The company's purpose must be exclusively altruistic and transparent.
Business activities must be designed to fulfil the company's charitable purpose.
The articles of association of the company must state that its assets cannot be distributed if the company is dissolved or the charitable purpose is no longer pursued (the shareholders' share capital is exempt from this rule). Distribution of its assets is only possible if the shareholders themselves are non-profit legal entities.
How can the profits of a gGmbh be used?
While shareholders of a regular GmbH can distribute the company profits annually, this option is not available to owners of a gGmbH. Building up capital reserves is also restricted.
What are the tax benefits of the gGmbh?
gGmbHs are exempt from corporation and trade tax companies can issue donation receipts which are tax deductable for donors.

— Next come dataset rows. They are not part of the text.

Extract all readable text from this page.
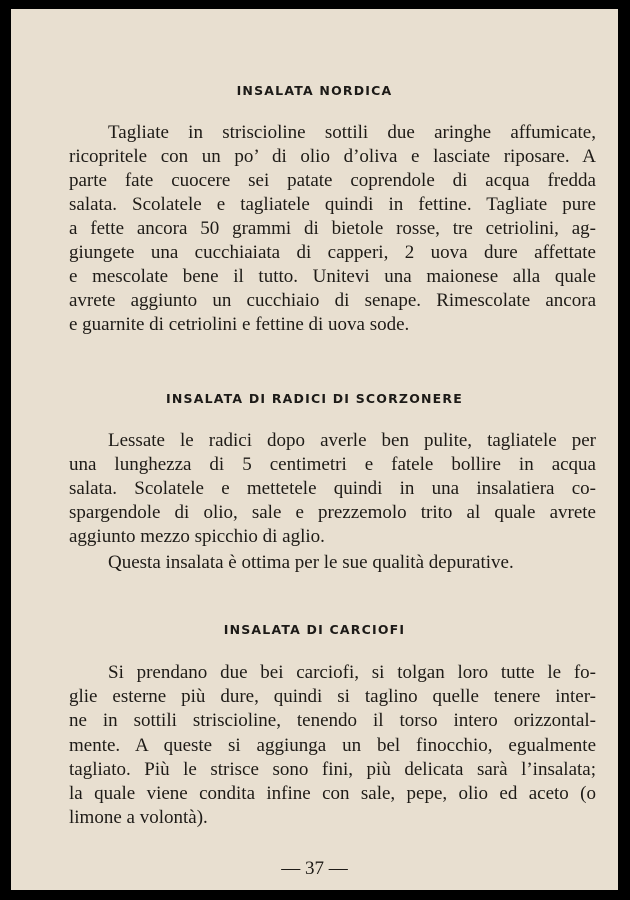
INSALATA NORDICA

Tagliate in striscioline sottili due aringhe affumicate,

ricopritele con un po’ di olio d’oliva e lasciate riposare. A

parte fate cuocere sei patate coprendole di acqua fredda

salata. Scolatele e tagliatele quindi in fettine. Tagliate pure

a fette ancora 50 grammi di bietole rosse, tre cetriolini, ag-

giungete una cucchiaiata di capperi, 2 uova dure affettate

e mescolate bene il tutto. Unitevi una maionese alla quale

avrete aggiunto un cucchiaio di senape. Rimescolate ancora

e guarnite di cetriolini e fettine di uova sode.

INSALATA DI RADICI DI SCORZONERE

Lessate le radici dopo averle ben pulite, tagliatele per

una lunghezza di 5 centimetri e fatele bollire in acqua

salata. Scolatele e mettetele quindi in una insalatiera co-

spargendole di olio, sale e prezzemolo trito al quale avrete

aggiunto mezzo spicchio di aglio.

Questa insalata è ottima per le sue qualità depurative.

INSALATA DI CARCIOFI

Si prendano due bei carciofi, si tolgan loro tutte le fo-

glie esterne più dure, quindi si taglino quelle tenere inter-

ne in sottili striscioline, tenendo il torso intero orizzontal-

mente. A queste si aggiunga un bel finocchio, egualmente

tagliato. Più le strisce sono fini, più delicata sarà l’insalata;

la quale viene condita infine con sale, pepe, olio ed aceto (o

limone a volontà).

— 37 —
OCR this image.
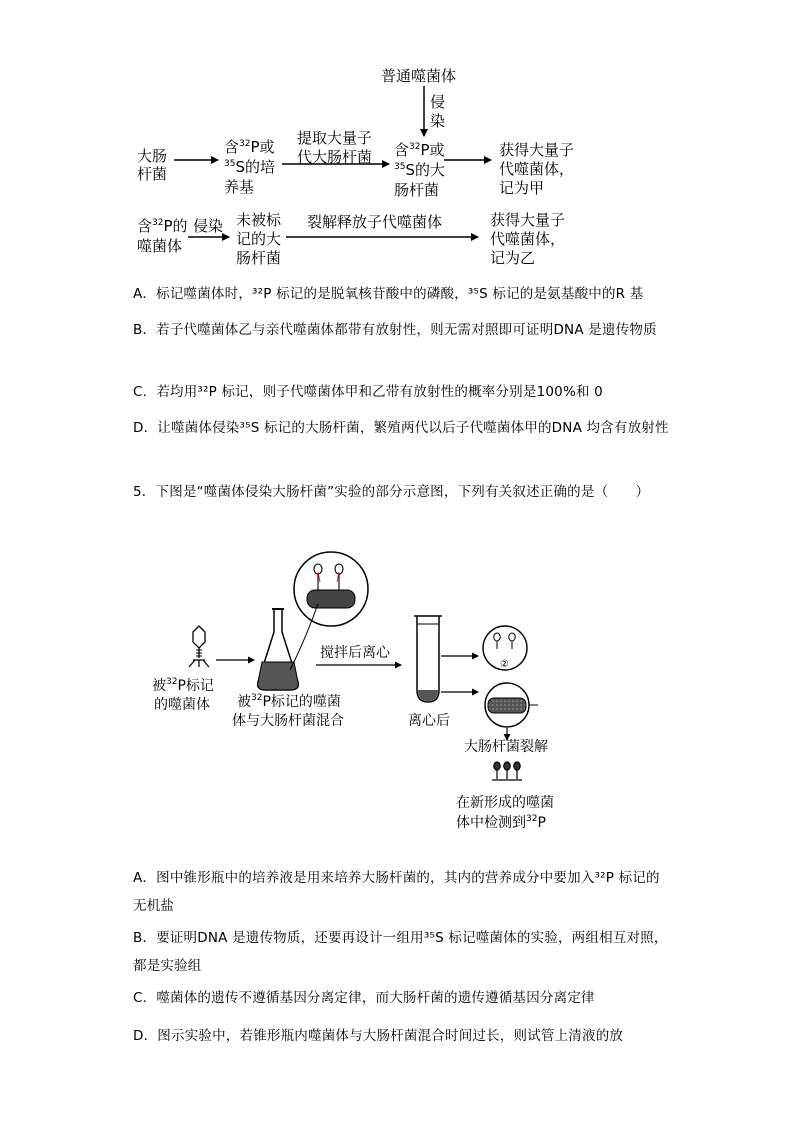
普通噬菌体
侵
染
大肠
杆菌
含$^{32}$P或
$^{35}$S的培
养基
提取大量子
代大肠杆菌 含$^{32}$P或
$^{35}$S的大
肠杆菌
获得大量子
代噬菌体，
记为甲
含$^{32}$P的
噬菌体
侵染 未被标
记的大
肠杆菌
裂解释放子代噬菌体	获得大量子
代噬菌体，
记为乙
A．标记噬菌体时，³²P 标记的是脱氧核苷酸中的磷酸，³⁵S 标记的是氨基酸中的R 基
B．若子代噬菌体乙与亲代噬菌体都带有放射性，则无需对照即可证明DNA 是遗传物质
C．若均用³²P 标记，则子代噬菌体甲和乙带有放射性的概率分别是100%和 0
D．让噬菌体侵染³⁵S 标记的大肠杆菌，繁殖两代以后子代噬菌体甲的DNA 均含有放射性
5．下图是“噬菌体侵染大肠杆菌”实验的部分示意图，下列有关叙述正确的是（　　）
被$^{32}$P标记
的噬菌体 被$^{32}$P标记的噬菌
体与大肠杆菌混合
搅拌后离心
离心后
②
大肠杆菌裂解
在新形成的噬菌
体中检测到$^{32}$P
A．图中锥形瓶中的培养液是用来培养大肠杆菌的，其内的营养成分中要加入³²P 标记的无机盐
B．要证明DNA 是遗传物质，还要再设计一组用³⁵S 标记噬菌体的实验，两组相互对照，都是实验组
C．噬菌体的遗传不遵循基因分离定律，而大肠杆菌的遗传遵循基因分离定律
D．图示实验中，若锥形瓶内噬菌体与大肠杆菌混合时间过长，则试管上清液的放
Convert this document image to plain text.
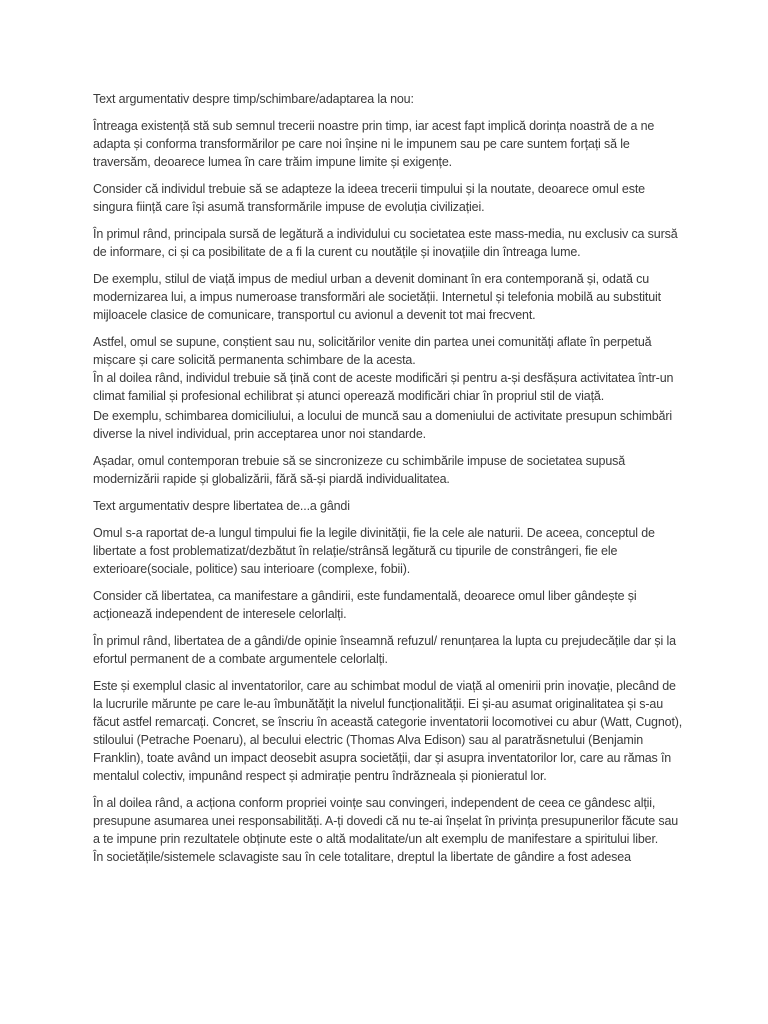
Text argumentativ despre timp/schimbare/adaptarea la nou:

Întreaga existență stă sub semnul trecerii noastre prin timp, iar acest fapt implică dorința noastră de a ne adapta și conforma transformărilor pe care noi înșine ni le impunem sau pe care suntem forțați să le traversăm, deoarece lumea în care trăim impune limite și exigențe.

Consider că individul trebuie să se adapteze la ideea trecerii timpului și la noutate, deoarece omul este singura ființă care își asumă transformările impuse de evoluția civilizației.

În primul rând, principala sursă de legătură a individului cu societatea este mass-media, nu exclusiv ca sursă de informare, ci și ca posibilitate de a fi la curent cu noutățile și inovațiile din întreaga lume.

De exemplu, stilul de viață impus de mediul urban a devenit dominant în era contemporană și, odată cu modernizarea lui, a impus numeroase transformări ale societății. Internetul și telefonia mobilă au substituit mijloacele clasice de comunicare, transportul cu avionul a devenit tot mai frecvent.

Astfel, omul se supune, conștient sau nu, solicitărilor venite din partea unei comunități aflate în perpetuă mișcare și care solicită permanenta schimbare de la acesta.

În al doilea rând, individul trebuie să țină cont de aceste modificări și pentru a-și desfășura activitatea într-un climat familial și profesional echilibrat și atunci operează modificări chiar în propriul stil de viață.

De exemplu, schimbarea domiciliului, a locului de muncă sau a domeniului de activitate presupun schimbări diverse la nivel individual, prin acceptarea unor noi standarde.

Așadar, omul contemporan trebuie să se sincronizeze cu schimbările impuse de societatea supusă modernizării rapide și globalizării, fără să-și piardă individualitatea.

Text argumentativ despre libertatea de...a gândi

Omul s-a raportat de-a lungul timpului fie la legile divinității, fie la cele ale naturii. De aceea, conceptul de libertate a fost problematizat/dezbătut în relație/strânsă legătură cu tipurile de constrângeri, fie ele exterioare(sociale, politice) sau interioare (complexe, fobii).

Consider că libertatea, ca manifestare a gândirii, este fundamentală, deoarece omul liber gândește și acționează independent de interesele celorlalți.

În primul rând, libertatea de a gândi/de opinie înseamnă refuzul/ renunțarea la lupta cu prejudecățile dar și la efortul permanent de a combate argumentele celorlalți.

Este și exemplul clasic al inventatorilor, care au schimbat modul de viață al omenirii prin inovație, plecând de la lucrurile mărunte pe care le-au îmbunătățit la nivelul funcționalității. Ei și-au asumat originalitatea și s-au făcut astfel remarcați. Concret, se înscriu în această categorie inventatorii locomotivei cu abur (Watt, Cugnot), stiloului (Petrache Poenaru), al becului electric (Thomas Alva Edison) sau al paratrăsnetului (Benjamin Franklin), toate având un impact deosebit asupra societății, dar și asupra inventatorilor lor, care au rămas în mentalul colectiv, impunând respect și admirație pentru îndrăzneala și pionieratul lor.

În al doilea rând, a acționa conform propriei voințe sau convingeri, independent de ceea ce gândesc alții, presupune asumarea unei responsabilități. A-ți dovedi că nu te-ai înșelat în privința presupunerilor făcute sau a te impune prin rezultatele obținute este o altă modalitate/un alt exemplu de manifestare a spiritului liber.

În societățile/sistemele sclavagiste sau în cele totalitare, dreptul la libertate de gândire a fost adesea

If a gGmbH generates profits or other economic benefits, it is designated as a special purpose enterprise (Zweckbetrieb) and must pay VAT. However, due to its non-profit status, the VAT is at the low rate of 7%.
What is important for the annual accounts of your gGmbH?
The annual accounts of a GmbH and a gGmbH are very different. Depending on the company size, different rules apply to the balance of accounts, publication and disclosure.
Does the disclosure obligation apply to the gGmbH as well?
Whether a gGmbH has to disclose its annual accounts and publish it in the German Federal Gazette (Bundesanzeiger), depends on company size, sales and total assets.
When should you convert an association (Verein) into a gGmbH?
This option is especially beneficial if your association has a large amount of capital.
The gGmbH combines the benefits of a public charity (gemeinnütziger Verein) with those of a limited liability company.